ガウシェ病患者におけるエクソソーム由来マイクロRNAの発現プロファイルとその骨病変の重症度との関連性。
DOI:10.1002/jimd.70061
アブストラクト
骨の異常は、ガウシェ病(GD)患者において最も一般的な合併症の一つです。骨の異常は画像診断法を用いて評価され、その重症度を評価するための異なるスコアが存在します。しかし、これらの異常を予測できるバイオマーカーは存在しません。

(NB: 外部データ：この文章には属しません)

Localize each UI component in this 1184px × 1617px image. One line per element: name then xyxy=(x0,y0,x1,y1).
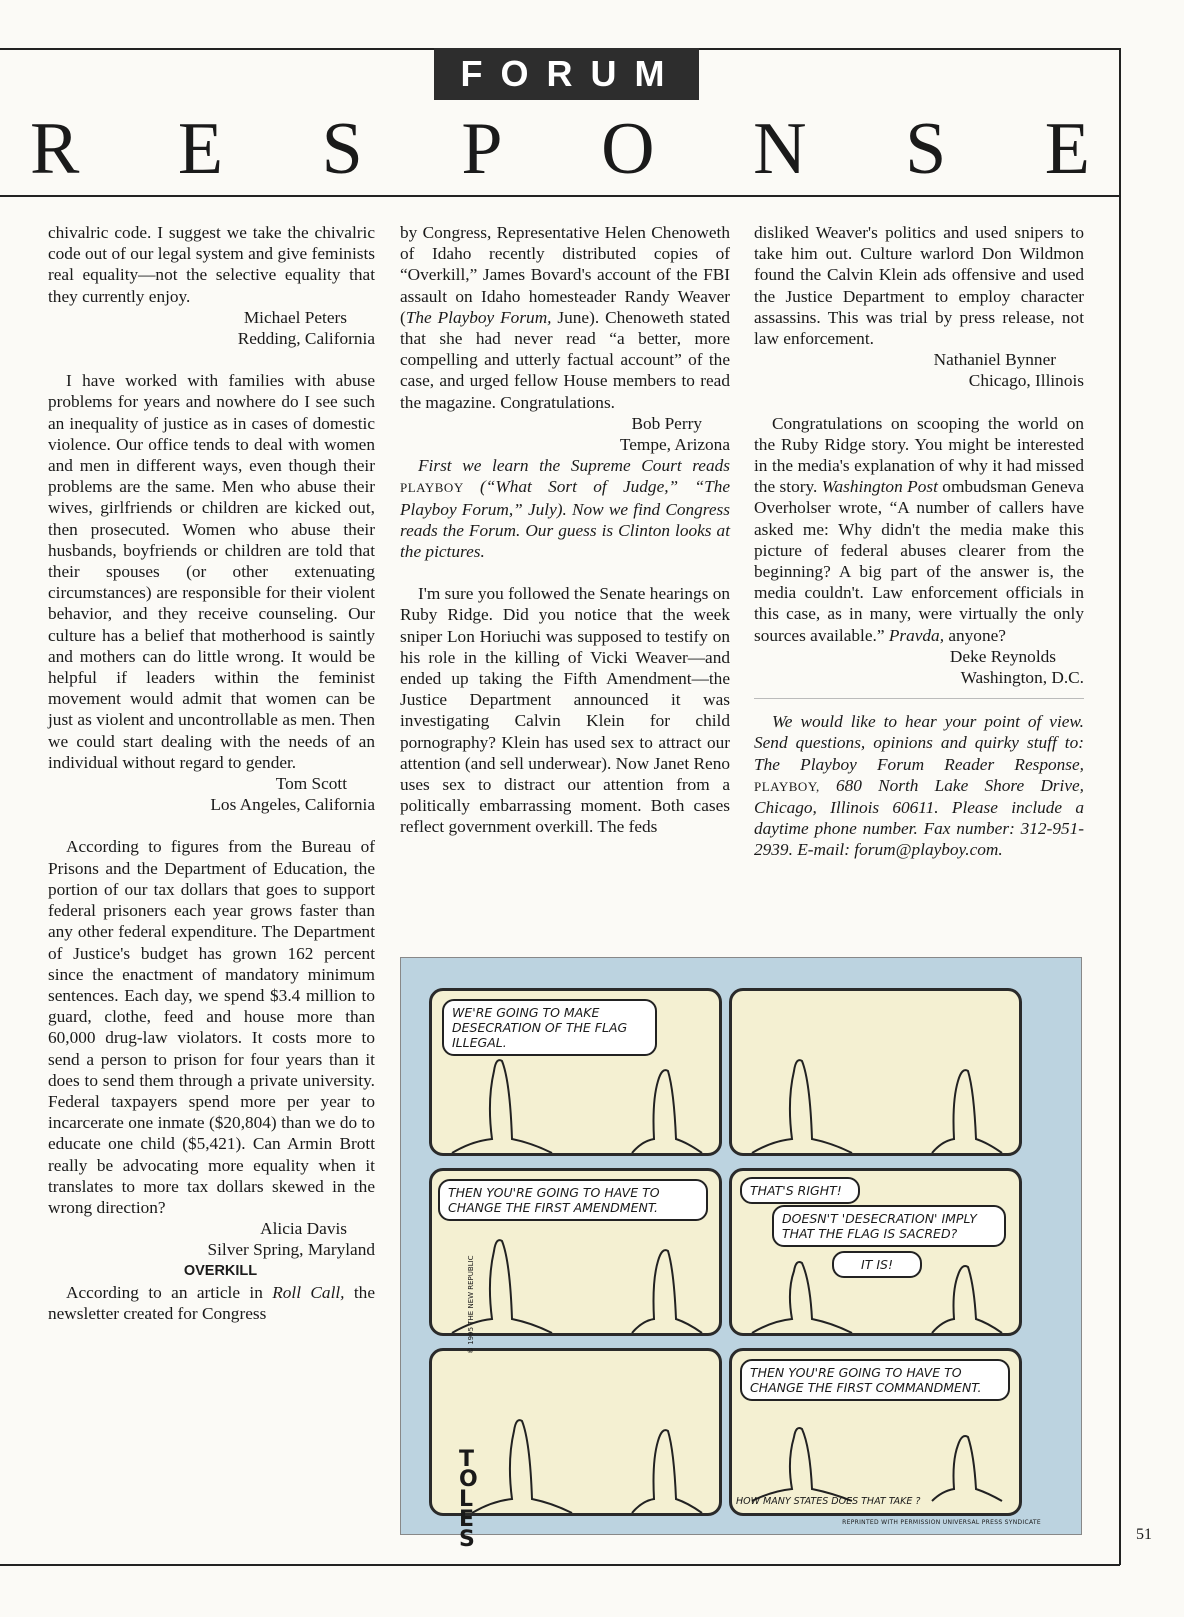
cartoon-panel-6 xyxy=(729,1348,1022,1516)
response-heading xyxy=(30,108,1090,190)
signature-name: Bob Perry xyxy=(631,413,702,433)
heading-letter: N xyxy=(753,108,807,190)
signature-block xyxy=(400,413,730,455)
signature-block xyxy=(48,307,375,349)
signature-name: Michael Peters xyxy=(243,307,347,327)
speech-bubble: IT IS! xyxy=(832,1251,922,1278)
text-run: ombudsman Geneva Overholser wrote, “A number of callers have asked me: Why didn't the media make this picture of federal abuses clearer from the beginning? A big part of the answer is, the media couldn't. Law enforcement officials in this case, as in many, were virtually the only sources available.” xyxy=(754,477,1084,645)
signature-block xyxy=(48,773,375,815)
cartoon-panel-2 xyxy=(729,988,1022,1156)
cartoon-caption: HOW MANY STATES DOES THAT TAKE ? xyxy=(736,1496,921,1507)
reader-invitation xyxy=(754,711,1084,860)
signature-place: Los Angeles, California xyxy=(210,795,375,815)
signature-name: Deke Reynolds xyxy=(949,646,1056,666)
page-number: 51 xyxy=(1136,1526,1152,1543)
text-run: the newsletter created for Congress xyxy=(48,1282,375,1323)
text-run: Congratulations on scooping the world on the Ruby Ridge story. You might be interested in the media's explanation of why it had missed the story. xyxy=(754,413,1084,497)
heading-letter: O xyxy=(601,108,655,190)
letter-paragraph: I'm sure you followed the Senate hearings on Ruby Ridge. Did you notice that the week sniper Lon Horiuchi was supposed to testify on his role in the killing of Vicki Weaver—and ended up taking the Fifth Amendment—the Justice Department announced it was investigating Calvin Klein for child pornography? Klein has used sex to attract our attention (and sell underwear). Now Janet Reno uses sex to distract our attention from a politically embarrassing moment. Both cases reflect government overkill. The feds xyxy=(400,584,730,837)
cartoon-figures xyxy=(732,1351,1019,1513)
cartoon-panel-1 xyxy=(429,988,722,1156)
speech-bubble: DOESN'T 'DESECRATION' IMPLY THAT THE FLAG IS SACRED? xyxy=(772,1205,1006,1247)
cartoon-side-credit: © 1995 THE NEW REPUBLIC xyxy=(467,1255,475,1354)
cartoon-figures xyxy=(432,1171,719,1333)
cartoon-figures xyxy=(732,991,1019,1153)
signature-place: Washington, D.C. xyxy=(960,668,1084,688)
letter-paragraph: chivalric code. I suggest we take the chivalric code out of our legal system and give feminists real equality—not the selective equality that they currently enjoy. xyxy=(48,223,375,306)
italic-run: Pravda, xyxy=(888,625,945,645)
signature-name: Tom Scott xyxy=(275,774,347,794)
editor-reply xyxy=(400,455,730,562)
cartoon-figures xyxy=(432,991,719,1153)
column-1 xyxy=(48,222,375,1324)
smallcaps-run: PLAYBOY xyxy=(400,480,464,496)
italic-run: (“What Sort of Judge,” “The Playboy Forum,” July). Now we find Congress reads the Forum. Our guess is Clinton looks at the pictures. xyxy=(400,477,730,562)
text-run: by Congress, Representative Helen Chenoweth of Idaho recently distributed copies of “Overkill,” James Bovard's account of the FBI assault on Idaho homesteader Randy Weaver ( xyxy=(400,223,730,327)
speech-bubble: WE'RE GOING TO MAKE DESECRATION OF THE FLAG ILLEGAL. xyxy=(442,999,657,1056)
italic-run: 680 North Lake Shore Drive, Chicago, Illinois 60611. Please include a daytime phone number. Fax number: 312-951-2939. E-mail: forum@playboy.com. xyxy=(754,775,1084,860)
text-run: According to an article in xyxy=(66,1282,273,1302)
cartoon-credit: REPRINTED WITH PERMISSION UNIVERSAL PRESS SYNDICATE xyxy=(842,1519,1041,1526)
letter-paragraph xyxy=(754,413,1084,646)
heading-letter: R xyxy=(30,108,80,190)
text-run: June). Chenoweth stated that she had never read “a better, more compelling and utterly factual account” of the case, and urged fellow House members to read the magazine. Congratulations. xyxy=(400,307,731,412)
signature-place: Silver Spring, Maryland xyxy=(207,1240,375,1260)
signature-name: Nathaniel Bynner xyxy=(933,350,1056,370)
cartoon-panel-4 xyxy=(729,1168,1022,1336)
heading-letter: S xyxy=(905,108,947,190)
frame-right-rule xyxy=(1119,48,1121,1565)
smallcaps-run: PLAYBOY, xyxy=(754,778,820,794)
signature-block xyxy=(754,349,1084,391)
signature-block xyxy=(48,1218,375,1260)
signature-block xyxy=(754,646,1084,688)
speech-bubble: THEN YOU'RE GOING TO HAVE TO CHANGE THE FIRST AMENDMENT. xyxy=(438,1179,708,1221)
cartoonist-signature: TOLES xyxy=(459,1447,478,1552)
italic-run: We would like to hear your point of view. Send questions, opinions and quirky stuff to: The Playboy Forum Reader Response, xyxy=(754,712,1084,774)
subhead: OVERKILL xyxy=(183,1262,258,1279)
italic-run: The Playboy Forum, xyxy=(405,307,552,327)
signature-place: Chicago, Illinois xyxy=(968,371,1084,391)
letter-paragraph: I have worked with families with abuse problems for years and nowhere do I see such an inequality of justice as in cases of domestic violence. Our office tends to deal with women and men in different ways, even though their problems are the same. Men who abuse their wives, girlfriends or children are kicked out, then prosecuted. Women who abuse their husbands, boyfriends or children are told that their spouses (or other extenuating circumstances) are responsible for their violent behavior, and they receive counseling. Our culture has a belief that motherhood is saintly and mothers can do little wrong. It would be helpful if leaders within the feminist movement would admit that women can be just as violent and uncontrollable as men. Then we could start dealing with the needs of an individual without regard to gender. xyxy=(48,371,375,772)
cartoon-figures xyxy=(732,1171,1019,1333)
frame-bottom-rule xyxy=(0,1564,1120,1566)
letter-paragraph: disliked Weaver's politics and used snipers to take him out. Culture warlord Don Wildmon found the Calvin Klein ads offensive and used the Justice Department to employ character assassins. This was trial by press release, not law enforcement. xyxy=(754,223,1084,349)
forum-label: FORUM xyxy=(434,48,699,100)
letter-paragraph: According to figures from the Bureau of Prisons and the Department of Education, the portion of our tax dollars that goes to support federal prisoners each year grows faster than any other federal expenditure. The Department of Justice's budget has grown 162 percent since the enactment of mandatory minimum sentences. Each day, we spend $3.4 million to guard, clothe, feed and house more than 60,000 drug-law violators. It costs more to send a person to prison for four years than it does to send them through a private university. Federal taxpayers spend more per year to incarcerate one inmate ($20,804) than we do to educate one child ($5,421). Can Armin Brott really be advocating more equality when it translates to more tax dollars skewed in the wrong direction? xyxy=(48,837,375,1217)
column-2 xyxy=(400,222,730,838)
header-rule xyxy=(0,195,1120,197)
heading-letter: P xyxy=(461,108,503,190)
letter-paragraph xyxy=(400,222,730,413)
heading-letter: S xyxy=(321,108,363,190)
speech-bubble: THEN YOU'RE GOING TO HAVE TO CHANGE THE FIRST COMMANDMENT. xyxy=(740,1359,1010,1401)
italic-run: Washington Post xyxy=(821,477,938,497)
italic-run: Roll Call, xyxy=(272,1282,345,1302)
italic-run: First we learn the Supreme Court reads xyxy=(418,456,730,476)
signature-place: Tempe, Arizona xyxy=(619,435,730,455)
signature-name: Alicia Davis xyxy=(260,1219,347,1239)
heading-letter: E xyxy=(1044,108,1090,190)
signature-place: Redding, California xyxy=(237,329,375,349)
heading-letter: E xyxy=(177,108,224,190)
divider xyxy=(754,698,1084,699)
text-run: anyone? xyxy=(944,625,1006,645)
cartoon xyxy=(400,957,1082,1552)
letter-paragraph xyxy=(48,1282,375,1324)
speech-bubble: THAT'S RIGHT! xyxy=(740,1177,860,1204)
column-3 xyxy=(754,222,1084,861)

近年、複数のマイクロRNA(miRNA)が骨病変と関連付けられ、優れたバイオマーカーとして提案されています。本研究の目的は、GD患者から血漿エクソソーム中のmiRNA発現プロファイルを同定し、骨病変の重症度と関連付けることです。本研究には、骨病変を有する未治療のGD患者60名が対象となり、S-MRIスコアに基づき3つのグループに分類されました:軽症(MiBD;S-MRI<5)、中等症(MoBD;S-MRI:5-11)、または重症(SBD;S-MRI>11)。血漿エクソソームを精製し、miRNAを抽出しました。(MiBD;S-MRI<5)、中等度疾患(MoBD;S-MRI:5-11)、または重症疾患(SBD;S-MRI>11)に分類されました。血漿エクソソームを精製し、次世代シーケンシング(NGS)技術を用いてmiRNAを抽出・同定しました。差動発現miRNAは、ドロップレットデジタルPCR(ddPCR)で検証されました。S-MRIスコアで分類された患者群の年齢の中央値(Q1-Q3)は、MiBD 19.0(4.00-40.00)、MoBD 40.5(28.25-56.00)、SBD 37.5(31.25-47.00)年でした。群間比較において、12の差異発現エクソソームmiRNAが同定されました。検証後、4つのmiRNAが差異発現として同定されました:hsa-miR-127-3p、hsa-miR-184、hsa-miR-197-3p、およびhsa-miR-660-5p。特に、hsa-miR-127-3p、hsa-miR-660-5p、およびhsa-miR-184は、梗塞の有無、壊死、および脊椎、骨盤、大腿骨への浸潤の程度と相関していました。これらの3つのmiRNAは、GDにおける骨疾患の評価に役立つバイオマーカーとして機能する可能性があり、より多くの患者を対象とした再検証が望まれます。